What do non-financial sectors most commonly underestimate about their exposure to financial crime risk?
Players in sectors non-financial sectors often underestimate how directly they can be targeted. Financial crime is no longer confined to banks; it has become highly organised and increasingly embedded across digital and commercial ecosystems.
Sectors such as real estate, marketplaces and professional services often sit at key points in the economy, where criminals want to illicit money. Yet these sectors have not always had the same tools, training or visibility as large financial institutions, which creates blind spots.
As a result, businesses can be exposed without realising it. Stronger due diligence and ongoing monitoring help identify risks early, before reputational or operational damage occurs.
Why is the Middle East – and the UAE in particular – emerging as a global testbed for AI-led risk management and regulatory innovation?
The region is moving quickly on digital transformation, and the UAE has matched that pace with proactive regulation and governance. Fintech, digital payments, virtual assets and AI adoption are expanding rapidly, creating opportunities that inevitably create new financial and cyber risks. Regulators have encouraged innovation while strengthening oversight, supporting responsible use of technology.
AI is already being applied across compliance and monitoring to improve decision speed and consistency, particularly in anti-money laundering and risk assessment. For firms like Themis, this creates a real-world environment where AI-driven risk tools can be developed under high regulatory expectations. This helps make the UAE a useful benchmark for approaches that can scale globally.

What does the UAE’s MENAFATF presidency signal for how organisations across the region should rethink financial crime governance and accountability?

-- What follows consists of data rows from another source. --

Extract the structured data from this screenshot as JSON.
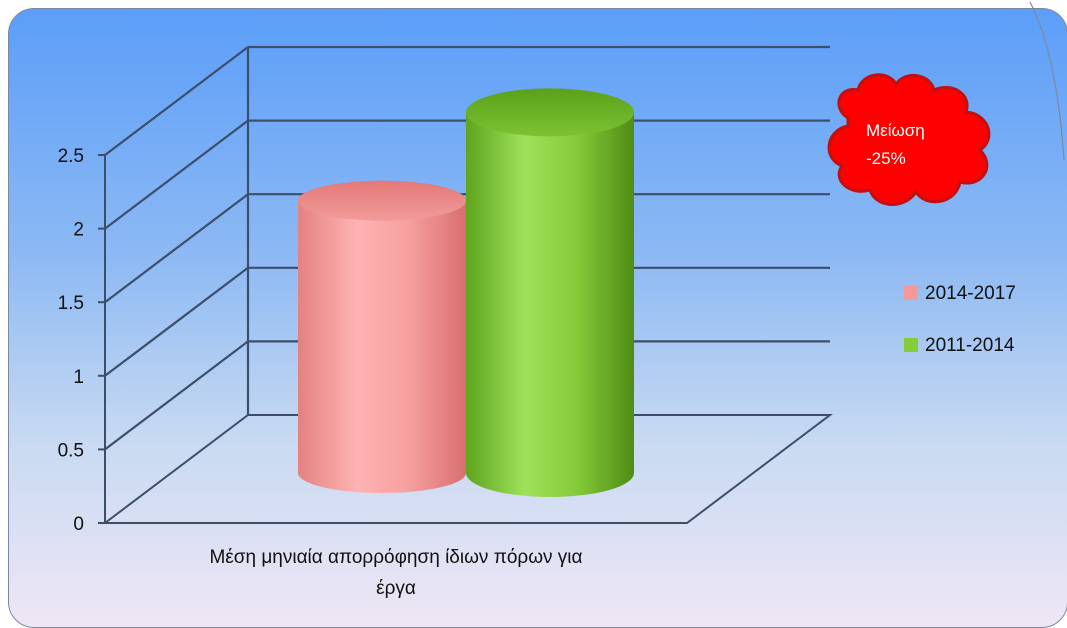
{
  "chart_data": {
    "type": "bar",
    "categories": [
      "Μέση μηνιαία απορρόφηση ίδιων πόρων για έργα"
    ],
    "series": [
      {
        "name": "2014-2017",
        "values": [
          1.85
        ],
        "color": "#f59a9a"
      },
      {
        "name": "2011-2014",
        "values": [
          2.45
        ],
        "color": "#86cc3a"
      }
    ],
    "y_ticks": [
      "0",
      "0.5",
      "1",
      "1.5",
      "2",
      "2.5"
    ],
    "ylim": [
      0,
      2.5
    ],
    "grid": true,
    "legend_position": "right",
    "annotation": {
      "line1": "Μείωση",
      "line2": "-25%",
      "color": "#ff0000"
    }
  }
}
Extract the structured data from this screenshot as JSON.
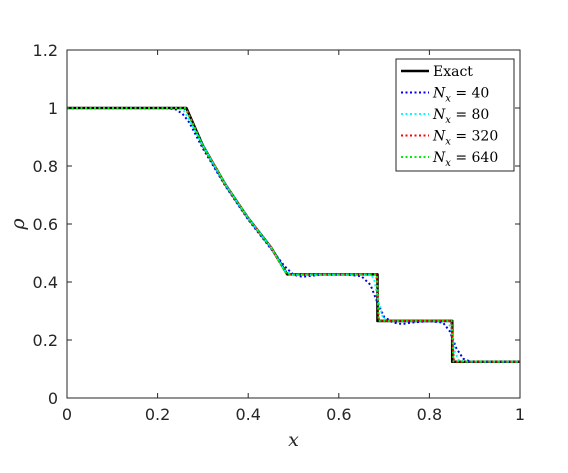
{
  "chart_data": {
    "type": "line",
    "title": "",
    "xlabel": "x",
    "ylabel": "ρ",
    "xlim": [
      0,
      1
    ],
    "ylim": [
      0,
      1.2
    ],
    "xticks": [
      "0",
      "0.2",
      "0.4",
      "0.6",
      "0.8",
      "1"
    ],
    "yticks": [
      "0",
      "0.2",
      "0.4",
      "0.6",
      "0.8",
      "1",
      "1.2"
    ],
    "legend_position": "top-right",
    "grid": false,
    "series": [
      {
        "name": "Exact",
        "legend_main": "Exact",
        "legend_sub": "",
        "legend_rest": "",
        "color": "#000000",
        "style": "solid",
        "points": [
          [
            0,
            1
          ],
          [
            0.2635,
            1
          ],
          [
            0.3,
            0.87
          ],
          [
            0.35,
            0.735
          ],
          [
            0.4,
            0.62
          ],
          [
            0.45,
            0.52
          ],
          [
            0.4862,
            0.4263
          ],
          [
            0.6854,
            0.4263
          ],
          [
            0.6854,
            0.2656
          ],
          [
            0.8504,
            0.2656
          ],
          [
            0.8504,
            0.125
          ],
          [
            1,
            0.125
          ]
        ]
      },
      {
        "name": "N_x = 40",
        "legend_main": "N",
        "legend_sub": "x",
        "legend_rest": " = 40",
        "color": "#0000ee",
        "style": "dotted",
        "points": [
          [
            0,
            1
          ],
          [
            0.22,
            1
          ],
          [
            0.24,
            0.995
          ],
          [
            0.255,
            0.98
          ],
          [
            0.27,
            0.95
          ],
          [
            0.3,
            0.86
          ],
          [
            0.35,
            0.73
          ],
          [
            0.4,
            0.615
          ],
          [
            0.45,
            0.515
          ],
          [
            0.48,
            0.455
          ],
          [
            0.5,
            0.425
          ],
          [
            0.52,
            0.418
          ],
          [
            0.56,
            0.425
          ],
          [
            0.62,
            0.425
          ],
          [
            0.65,
            0.42
          ],
          [
            0.67,
            0.39
          ],
          [
            0.685,
            0.33
          ],
          [
            0.7,
            0.28
          ],
          [
            0.72,
            0.26
          ],
          [
            0.74,
            0.255
          ],
          [
            0.76,
            0.26
          ],
          [
            0.8,
            0.265
          ],
          [
            0.83,
            0.26
          ],
          [
            0.845,
            0.23
          ],
          [
            0.86,
            0.17
          ],
          [
            0.875,
            0.135
          ],
          [
            0.89,
            0.126
          ],
          [
            0.92,
            0.125
          ],
          [
            1,
            0.125
          ]
        ]
      },
      {
        "name": "N_x = 80",
        "legend_main": "N",
        "legend_sub": "x",
        "legend_rest": " = 80",
        "color": "#00ffff",
        "style": "dotted",
        "points": [
          [
            0,
            1
          ],
          [
            0.245,
            1
          ],
          [
            0.258,
            0.99
          ],
          [
            0.27,
            0.96
          ],
          [
            0.3,
            0.87
          ],
          [
            0.35,
            0.735
          ],
          [
            0.4,
            0.62
          ],
          [
            0.45,
            0.52
          ],
          [
            0.48,
            0.44
          ],
          [
            0.495,
            0.425
          ],
          [
            0.52,
            0.425
          ],
          [
            0.67,
            0.426
          ],
          [
            0.678,
            0.41
          ],
          [
            0.688,
            0.33
          ],
          [
            0.698,
            0.275
          ],
          [
            0.71,
            0.265
          ],
          [
            0.74,
            0.265
          ],
          [
            0.8,
            0.266
          ],
          [
            0.84,
            0.264
          ],
          [
            0.848,
            0.24
          ],
          [
            0.856,
            0.16
          ],
          [
            0.865,
            0.13
          ],
          [
            0.88,
            0.125
          ],
          [
            1,
            0.125
          ]
        ]
      },
      {
        "name": "N_x = 320",
        "legend_main": "N",
        "legend_sub": "x",
        "legend_rest": " = 320",
        "color": "#ff0000",
        "style": "dotted",
        "points": [
          [
            0,
            1
          ],
          [
            0.258,
            1
          ],
          [
            0.266,
            0.985
          ],
          [
            0.3,
            0.87
          ],
          [
            0.35,
            0.735
          ],
          [
            0.4,
            0.62
          ],
          [
            0.45,
            0.52
          ],
          [
            0.484,
            0.43
          ],
          [
            0.49,
            0.426
          ],
          [
            0.683,
            0.426
          ],
          [
            0.685,
            0.38
          ],
          [
            0.688,
            0.275
          ],
          [
            0.69,
            0.266
          ],
          [
            0.848,
            0.266
          ],
          [
            0.851,
            0.2
          ],
          [
            0.854,
            0.13
          ],
          [
            0.857,
            0.125
          ],
          [
            1,
            0.125
          ]
        ]
      },
      {
        "name": "N_x = 640",
        "legend_main": "N",
        "legend_sub": "x",
        "legend_rest": " = 640",
        "color": "#00ee00",
        "style": "dotted",
        "points": [
          [
            0,
            1
          ],
          [
            0.261,
            1
          ],
          [
            0.265,
            0.99
          ],
          [
            0.3,
            0.87
          ],
          [
            0.35,
            0.735
          ],
          [
            0.4,
            0.62
          ],
          [
            0.45,
            0.52
          ],
          [
            0.485,
            0.428
          ],
          [
            0.488,
            0.426
          ],
          [
            0.684,
            0.426
          ],
          [
            0.686,
            0.35
          ],
          [
            0.688,
            0.266
          ],
          [
            0.849,
            0.266
          ],
          [
            0.851,
            0.2
          ],
          [
            0.853,
            0.126
          ],
          [
            1,
            0.125
          ]
        ]
      }
    ]
  }
}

The UAE’s MENAFATF presidency comes at a pivotal moment for the region and signals a decisive shift toward more rigorous, outcomes-focused financial crime governance. The UAE has been clear that a core priority of its presidency is translating international standards into effective, on-the-ground implementation – placing greater emphasis on whether policies and controls operate as intended in practice.

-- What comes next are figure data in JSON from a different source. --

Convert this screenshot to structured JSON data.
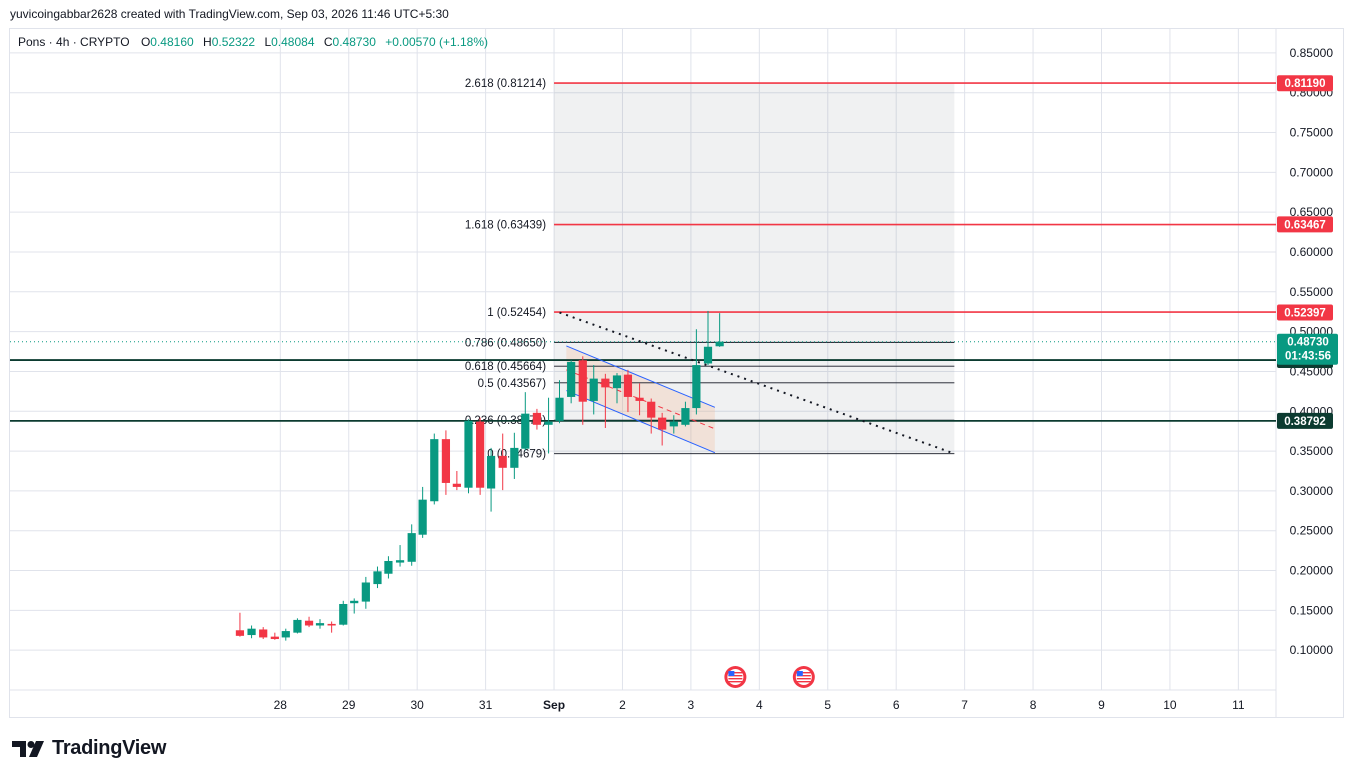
{
  "header": {
    "credit": "yuvicoingabbar2628 created with TradingView.com, Sep 03, 2026 11:46 UTC+5:30"
  },
  "legend": {
    "symbol": "Pons · 4h · CRYPTO",
    "o_label": "O",
    "o_value": "0.48160",
    "h_label": "H",
    "h_value": "0.52322",
    "l_label": "L",
    "l_value": "0.48084",
    "c_label": "C",
    "c_value": "0.48730",
    "change": "+0.00570 (+1.18%)"
  },
  "brand": {
    "name": "TradingView",
    "icon": "tradingview-logo-icon"
  },
  "colors": {
    "up": "#089981",
    "down": "#f23645",
    "fib_red": "#f23645",
    "dark_line": "#0c3b30",
    "grid": "#e0e3eb"
  },
  "chart_data": {
    "type": "candlestick",
    "timeframe": "4h",
    "y_axis": {
      "ticks": [
        "0.85000",
        "0.80000",
        "0.75000",
        "0.70000",
        "0.65000",
        "0.60000",
        "0.55000",
        "0.50000",
        "0.45000",
        "0.40000",
        "0.35000",
        "0.30000",
        "0.25000",
        "0.20000",
        "0.15000",
        "0.10000"
      ],
      "range": [
        0.05,
        0.88
      ]
    },
    "x_axis": {
      "ticks": [
        {
          "label": "28",
          "day": 0
        },
        {
          "label": "29",
          "day": 1
        },
        {
          "label": "30",
          "day": 2
        },
        {
          "label": "31",
          "day": 3
        },
        {
          "label": "Sep",
          "day": 4
        },
        {
          "label": "2",
          "day": 5
        },
        {
          "label": "3",
          "day": 6
        },
        {
          "label": "4",
          "day": 7
        },
        {
          "label": "5",
          "day": 8
        },
        {
          "label": "6",
          "day": 9
        },
        {
          "label": "7",
          "day": 10
        },
        {
          "label": "8",
          "day": 11
        },
        {
          "label": "9",
          "day": 12
        },
        {
          "label": "10",
          "day": 13
        },
        {
          "label": "11",
          "day": 14
        }
      ],
      "range_days": [
        -3.95,
        14.55
      ]
    },
    "candles": [
      {
        "t": -0.59,
        "o": 0.125,
        "h": 0.147,
        "l": 0.117,
        "c": 0.118
      },
      {
        "t": -0.42,
        "o": 0.119,
        "h": 0.131,
        "l": 0.115,
        "c": 0.127
      },
      {
        "t": -0.25,
        "o": 0.126,
        "h": 0.129,
        "l": 0.114,
        "c": 0.116
      },
      {
        "t": -0.08,
        "o": 0.117,
        "h": 0.122,
        "l": 0.113,
        "c": 0.114
      },
      {
        "t": 0.08,
        "o": 0.116,
        "h": 0.127,
        "l": 0.112,
        "c": 0.124
      },
      {
        "t": 0.25,
        "o": 0.122,
        "h": 0.14,
        "l": 0.121,
        "c": 0.138
      },
      {
        "t": 0.42,
        "o": 0.137,
        "h": 0.142,
        "l": 0.129,
        "c": 0.131
      },
      {
        "t": 0.58,
        "o": 0.131,
        "h": 0.139,
        "l": 0.127,
        "c": 0.134
      },
      {
        "t": 0.75,
        "o": 0.133,
        "h": 0.136,
        "l": 0.122,
        "c": 0.131
      },
      {
        "t": 0.92,
        "o": 0.132,
        "h": 0.162,
        "l": 0.131,
        "c": 0.158
      },
      {
        "t": 1.08,
        "o": 0.159,
        "h": 0.165,
        "l": 0.146,
        "c": 0.162
      },
      {
        "t": 1.25,
        "o": 0.161,
        "h": 0.192,
        "l": 0.152,
        "c": 0.185
      },
      {
        "t": 1.42,
        "o": 0.183,
        "h": 0.205,
        "l": 0.178,
        "c": 0.199
      },
      {
        "t": 1.58,
        "o": 0.196,
        "h": 0.218,
        "l": 0.19,
        "c": 0.212
      },
      {
        "t": 1.75,
        "o": 0.21,
        "h": 0.232,
        "l": 0.205,
        "c": 0.213
      },
      {
        "t": 1.92,
        "o": 0.211,
        "h": 0.258,
        "l": 0.206,
        "c": 0.247
      },
      {
        "t": 2.08,
        "o": 0.245,
        "h": 0.305,
        "l": 0.241,
        "c": 0.289
      },
      {
        "t": 2.25,
        "o": 0.287,
        "h": 0.372,
        "l": 0.283,
        "c": 0.365
      },
      {
        "t": 2.42,
        "o": 0.365,
        "h": 0.376,
        "l": 0.295,
        "c": 0.31
      },
      {
        "t": 2.58,
        "o": 0.309,
        "h": 0.325,
        "l": 0.301,
        "c": 0.305
      },
      {
        "t": 2.75,
        "o": 0.304,
        "h": 0.39,
        "l": 0.297,
        "c": 0.388
      },
      {
        "t": 2.92,
        "o": 0.387,
        "h": 0.392,
        "l": 0.295,
        "c": 0.304
      },
      {
        "t": 3.08,
        "o": 0.303,
        "h": 0.354,
        "l": 0.274,
        "c": 0.344
      },
      {
        "t": 3.25,
        "o": 0.344,
        "h": 0.372,
        "l": 0.301,
        "c": 0.329
      },
      {
        "t": 3.42,
        "o": 0.329,
        "h": 0.373,
        "l": 0.315,
        "c": 0.354
      },
      {
        "t": 3.58,
        "o": 0.353,
        "h": 0.424,
        "l": 0.351,
        "c": 0.397
      },
      {
        "t": 3.75,
        "o": 0.398,
        "h": 0.403,
        "l": 0.377,
        "c": 0.383
      },
      {
        "t": 3.92,
        "o": 0.383,
        "h": 0.417,
        "l": 0.347,
        "c": 0.387
      },
      {
        "t": 4.08,
        "o": 0.388,
        "h": 0.439,
        "l": 0.385,
        "c": 0.417
      },
      {
        "t": 4.25,
        "o": 0.418,
        "h": 0.464,
        "l": 0.41,
        "c": 0.462
      },
      {
        "t": 4.42,
        "o": 0.464,
        "h": 0.469,
        "l": 0.383,
        "c": 0.412
      },
      {
        "t": 4.58,
        "o": 0.413,
        "h": 0.458,
        "l": 0.396,
        "c": 0.441
      },
      {
        "t": 4.75,
        "o": 0.441,
        "h": 0.447,
        "l": 0.379,
        "c": 0.43
      },
      {
        "t": 4.92,
        "o": 0.429,
        "h": 0.448,
        "l": 0.41,
        "c": 0.445
      },
      {
        "t": 5.08,
        "o": 0.446,
        "h": 0.452,
        "l": 0.399,
        "c": 0.418
      },
      {
        "t": 5.25,
        "o": 0.417,
        "h": 0.435,
        "l": 0.395,
        "c": 0.413
      },
      {
        "t": 5.42,
        "o": 0.412,
        "h": 0.416,
        "l": 0.372,
        "c": 0.392
      },
      {
        "t": 5.58,
        "o": 0.392,
        "h": 0.398,
        "l": 0.357,
        "c": 0.377
      },
      {
        "t": 5.75,
        "o": 0.381,
        "h": 0.395,
        "l": 0.372,
        "c": 0.387
      },
      {
        "t": 5.92,
        "o": 0.383,
        "h": 0.412,
        "l": 0.381,
        "c": 0.404
      },
      {
        "t": 6.08,
        "o": 0.404,
        "h": 0.503,
        "l": 0.396,
        "c": 0.458
      },
      {
        "t": 6.25,
        "o": 0.46,
        "h": 0.526,
        "l": 0.458,
        "c": 0.481
      },
      {
        "t": 6.42,
        "o": 0.4816,
        "h": 0.52322,
        "l": 0.48084,
        "c": 0.4873
      }
    ],
    "fib_levels": [
      {
        "label": "2.618 (0.81214)",
        "value": 0.81214,
        "color": "red"
      },
      {
        "label": "1.618 (0.63439)",
        "value": 0.63439,
        "color": "red"
      },
      {
        "label": "1 (0.52454)",
        "value": 0.52454,
        "color": "red"
      },
      {
        "label": "0.786 (0.48650)",
        "value": 0.4865,
        "color": "black"
      },
      {
        "label": "0.618 (0.45664)",
        "value": 0.45664,
        "color": "black"
      },
      {
        "label": "0.5 (0.43567)",
        "value": 0.43567,
        "color": "black"
      },
      {
        "label": "0.236 (0.38879)",
        "value": 0.38879,
        "color": "black"
      },
      {
        "label": "0 (0.34679)",
        "value": 0.34679,
        "color": "black"
      }
    ],
    "fib_zone": {
      "t_start": 4.0,
      "t_end": 9.85
    },
    "horizontal_lines": [
      {
        "value": 0.46432,
        "color": "dark"
      },
      {
        "value": 0.38792,
        "color": "dark"
      }
    ],
    "trend_line": {
      "t1": 4.08,
      "v1": 0.524,
      "t2": 9.85,
      "v2": 0.3468
    },
    "channel": {
      "upper": {
        "t1": 4.18,
        "v1": 0.482,
        "t2": 6.35,
        "v2": 0.405
      },
      "lower": {
        "t1": 4.18,
        "v1": 0.426,
        "t2": 6.35,
        "v2": 0.348
      },
      "mid": {
        "t1": 4.18,
        "v1": 0.452,
        "t2": 6.35,
        "v2": 0.378
      }
    },
    "current_price": {
      "value": 0.4873,
      "label": "0.48730",
      "countdown": "01:43:56"
    },
    "price_tags": [
      {
        "value": 0.8119,
        "label": "0.81190",
        "color": "red"
      },
      {
        "value": 0.63467,
        "label": "0.63467",
        "color": "red"
      },
      {
        "value": 0.52397,
        "label": "0.52397",
        "color": "red"
      },
      {
        "value": 0.46432,
        "label": "0.46432",
        "color": "dark"
      },
      {
        "value": 0.38792,
        "label": "0.38792",
        "color": "dark"
      }
    ],
    "event_markers": [
      {
        "t": 6.65,
        "icon": "us-flag-icon"
      },
      {
        "t": 7.65,
        "icon": "us-flag-icon"
      }
    ]
  }
}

A parallel focus on joint action and preparedness underscores a more partnership-driven model, centred on the exchange of expertise and the delivery of sustainable impact at both regional and global levels.
This agenda is further underscored by an intensive cycle of MENAFATF mutual evaluations across the region in 2026, with the UAE, Saudi Arabia, and Bahrain all scheduled for assessment. This places heightened pressure on these countries to demonstrate tangible progress, including the private sector’s understanding of and compliance with financial crime risks.
For regulated organisations operating across the region, this shift translates into heightened expectations around accountability, operational effectiveness, and regulatory engagement. Firms will be expected not only to evidence alignment with national and regional risk priorities, but to demonstrate that financial crime frameworks deliver measurable outcomes. Areas likely to face increased scrutiny include beneficial ownership transparency, cross-border risk management, and cyber-enabled financial crime.
In practical terms, organisations that invest early in risk-led governance, fit-for-purpose technology, and constructive public-private collaboration will be better positioned to meet more demanding, effectiveness-driven supervisory oversight.
Non-regulated organisations should also pause to understand how this evolving regulatory environment may affect them indirectly – through counterparty due diligence expectations, access to financial services, supply chain requirements, or heightened scrutiny from regulators, partners, or international stakeholders.